Mulla Shadra lahir pada 1572 M. (979 H.) di kota Syiraz, wilayah selatan Iran, dalam lingkungan keluarga kaya. Konon, ayahnya adalah seorang pejabat di Istana Kerajaan Safawi, sebuah kerajaan Syiah yang berkuasa di Persia sejak 1501-1732 Masehi atau 907-1145 Hijriah. Pada 1640 M. (1050 H.), dalam perjalanan kakinya yang ketujuh menuju Mekkah untuk berhaji, Mulla Shadra terserang penyakit dan wafat di Basrah, Irak.
Sebagai anak tunggal, sejak masa kanak-kanak Mulla Shadra telah diarahkan ayahnya untuk berkonsentrasi menuntut ilmu. Segera setelah ayahnya meninggal, Mulla Shadra pindah ke kota Isfahan untuk melanjutkan studi ke jenjang yang lebih tinggi, terutama dalam bidang-bidang ilmu rasional (missal : logika, teologi, dan filsafat) dan tradisional (misal : irfan, tafsir dan hadits). Guru pertamanya di Isfahan adalah Syaikh Baha’ ad-Din al-Amili atau yang lebih dikenal dengan sebutan Syaikh Baha’i (1547-1622 M.). Pemikir Syiah asal Lebanon ini dikenal sangat rigorous dalam berargumen, selain juga gemar mengotak-atik astronomi, geometrid an arsitektur. Guru kedua Mulla Shadra adalah sobat sekalian rival Baha’i, yaitu Sayyid Muhammad Baqir atau lebih dikenal dengan Mir Damad (1543-1631 M.).

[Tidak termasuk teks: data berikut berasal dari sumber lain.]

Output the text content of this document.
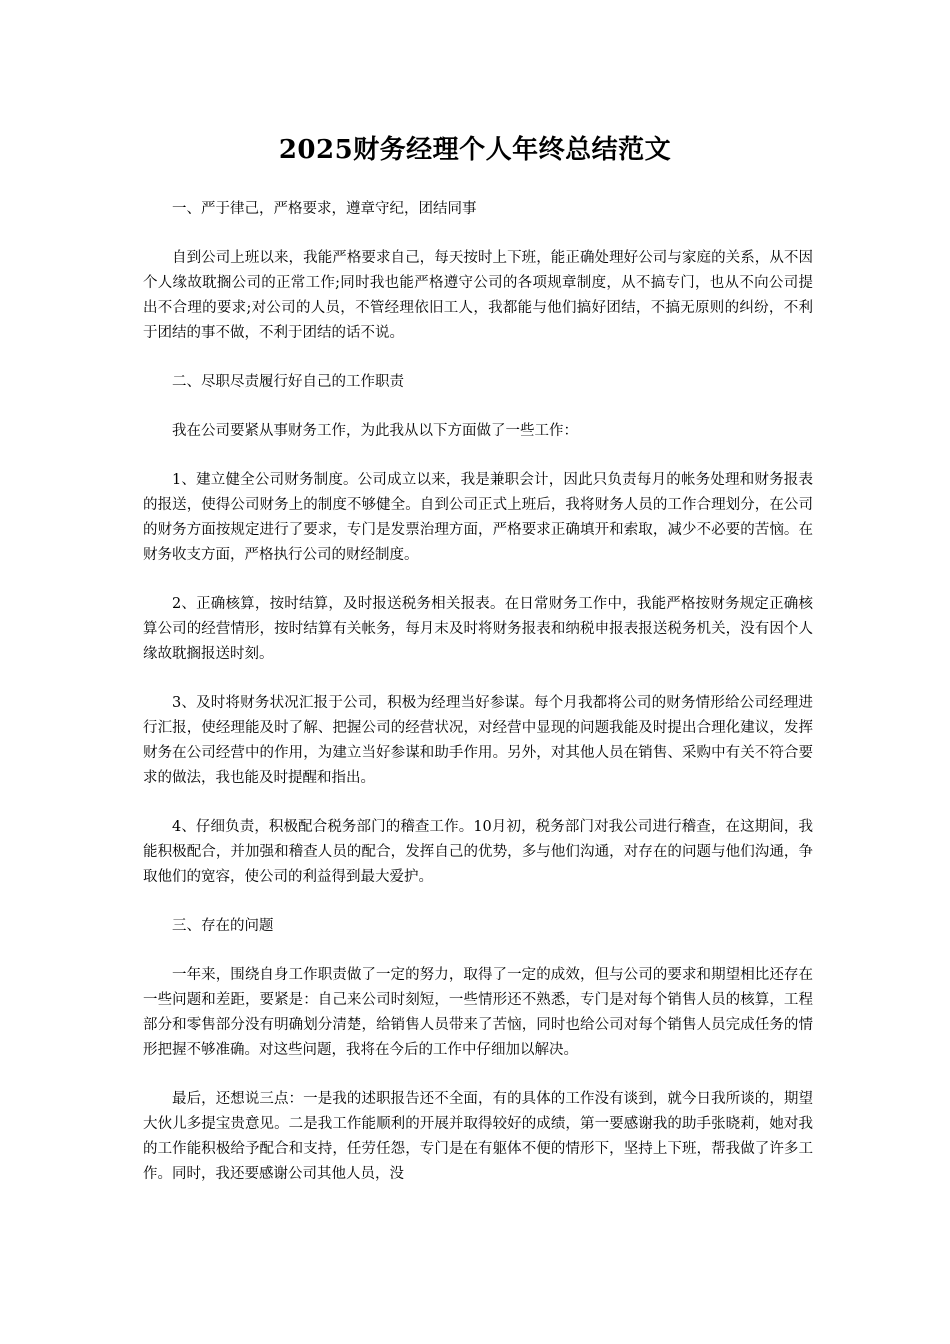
2025财务经理个人年终总结范文

一、严于律己，严格要求，遵章守纪，团结同事

自到公司上班以来，我能严格要求自己，每天按时上下班，能正确处理好公司与家庭的关系，从不因个人缘故耽搁公司的正常工作;同时我也能严格遵守公司的各项规章制度，从不搞专门，也从不向公司提出不合理的要求;对公司的人员，不管经理依旧工人，我都能与他们搞好团结，不搞无原则的纠纷，不利于团结的事不做，不利于团结的话不说。

二、尽职尽责履行好自己的工作职责

我在公司要紧从事财务工作，为此我从以下方面做了一些工作：

1、建立健全公司财务制度。公司成立以来，我是兼职会计，因此只负责每月的帐务处理和财务报表的报送，使得公司财务上的制度不够健全。自到公司正式上班后，我将财务人员的工作合理划分，在公司的财务方面按规定进行了要求，专门是发票治理方面，严格要求正确填开和索取，减少不必要的苦恼。在财务收支方面，严格执行公司的财经制度。

2、正确核算，按时结算，及时报送税务相关报表。在日常财务工作中，我能严格按财务规定正确核算公司的经营情形，按时结算有关帐务，每月末及时将财务报表和纳税申报表报送税务机关，没有因个人缘故耽搁报送时刻。

3、及时将财务状况汇报于公司，积极为经理当好参谋。每个月我都将公司的财务情形给公司经理进行汇报，使经理能及时了解、把握公司的经营状况，对经营中显现的问题我能及时提出合理化建议，发挥财务在公司经营中的作用，为建立当好参谋和助手作用。另外，对其他人员在销售、采购中有关不符合要求的做法，我也能及时提醒和指出。

4、仔细负责，积极配合税务部门的稽查工作。10月初，税务部门对我公司进行稽查，在这期间，我能积极配合，并加强和稽查人员的配合，发挥自己的优势，多与他们沟通，对存在的问题与他们沟通，争取他们的宽容，使公司的利益得到最大爱护。

三、存在的问题

一年来，围绕自身工作职责做了一定的努力，取得了一定的成效，但与公司的要求和期望相比还存在一些问题和差距，要紧是：自己来公司时刻短，一些情形还不熟悉，专门是对每个销售人员的核算，工程部分和零售部分没有明确划分清楚，给销售人员带来了苦恼，同时也给公司对每个销售人员完成任务的情形把握不够准确。对这些问题，我将在今后的工作中仔细加以解决。

最后，还想说三点：一是我的述职报告还不全面，有的具体的工作没有谈到，就今日我所谈的，期望大伙儿多提宝贵意见。二是我工作能顺利的开展并取得较好的成绩，第一要感谢我的助手张晓莉，她对我的工作能积极给予配合和支持，任劳任怨，专门是在有躯体不便的情形下，坚持上下班，帮我做了许多工作。同时，我还要感谢公司其他人员，没
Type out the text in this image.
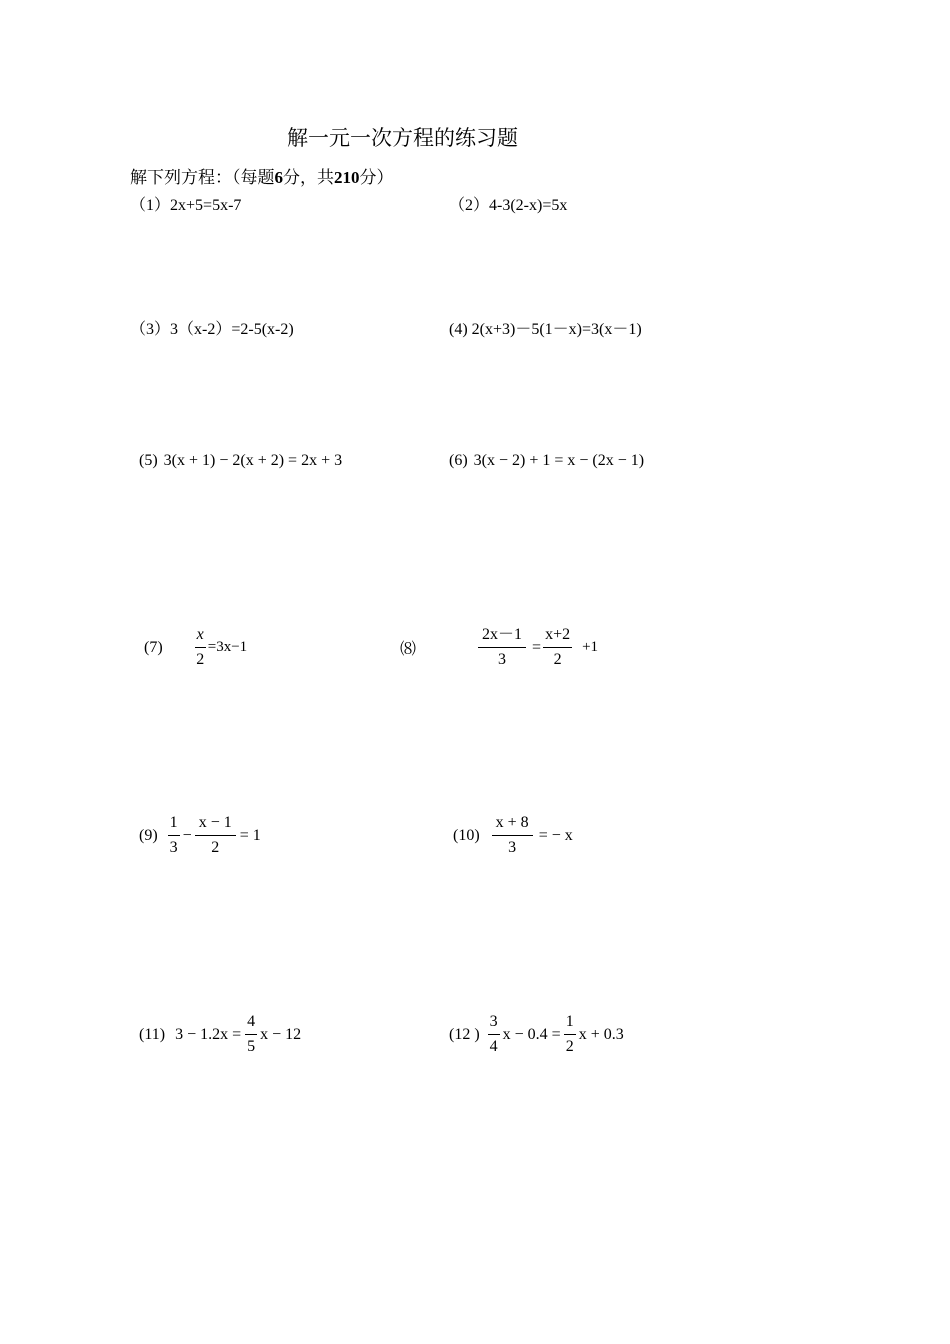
解一元一次方程的练习题
解下列方程：（每题6分，共210分）
（1）2x+5=5x-7	（2）4-3(2-x)=5x
（3）3（x-2）=2-5(x-2)	(4) 2(x+3)－5(1－x)=3(x－1)
(5) 3(x + 1) − 2(x + 2) = 2x + 3	(6) 3(x − 2) + 1 = x − (2x − 1)
$(7) \frac{x}{2} =3x-1$	⑻	$\frac{2x-1}{3} = \frac{x+2}{2} +1$
$(9) \frac{1}{3} - \frac{x - 1}{2} = 1$	$(10) \frac{x + 8}{3}$ = − x
(11) $3 - 1.2x = \frac{4}{5}$ x − 12	(12 ) $\frac{3}{4}$ $x - 0.4 = \frac{1}{2}$ x + 0.3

Syaikh Baha’i dan Mir Damad, ditambah Mir Findiriski, adalah para pelopor Mazhab Isfahan yang melambari pemikiran Mulla Shadra. Di reruntuhan bangunan yang berdiri pada periode Safawi di Isfahan terdapat lukisan dinding yang memperlihatkan ketiga tokoh terpandang ini di hadapan seekor singa. Lukisan ini merekam anekdot masyhur yang terjadi pada masa hidup ketiga tokoh yang memang sebaya ini. Menurut anekdot itu, ketika tiga orang ini sedang duduk-duduk berdiskusi di suatu ruangan istana, tiba-tiba seekor singa lepas dari kerangkengnya. Pada lukisan itu tampak Syaikh Baha’i bergerak menghindar, Mir Damad bersujud syukur dan Mir Findiriski yang acuh tak acuh dengan situasi sekitar. Tiga pemikir yang berkawan ini kemudian diminta untuk menjelaskan reaksi masing-masing. Syaikh Baha’i menjelaskan bahwa dia mengetahui singa tidak menyerang kecuali dalam keadaan lapar, tapi instingnya menggerakkannya untuk berjaga-jaga. Mir Damad menjelaskan bahwa dia bersujud syukur karena binatang buas tidak mungkin menyerang anak keturunan Nabi Muhammad SAW. Sementara Mir Findiriski yang juga anak keturunan Nabi menjelaskan bahwa dia bias menaklukan singa dengan kekuatan pengendalian diri. Terlepas dari ekstrapolasi hagiografisnya, hikayat ini dengan manis menampilkan zeitgeist periode Safawi yang melatari lahirnya filsafat Mulla Shadra.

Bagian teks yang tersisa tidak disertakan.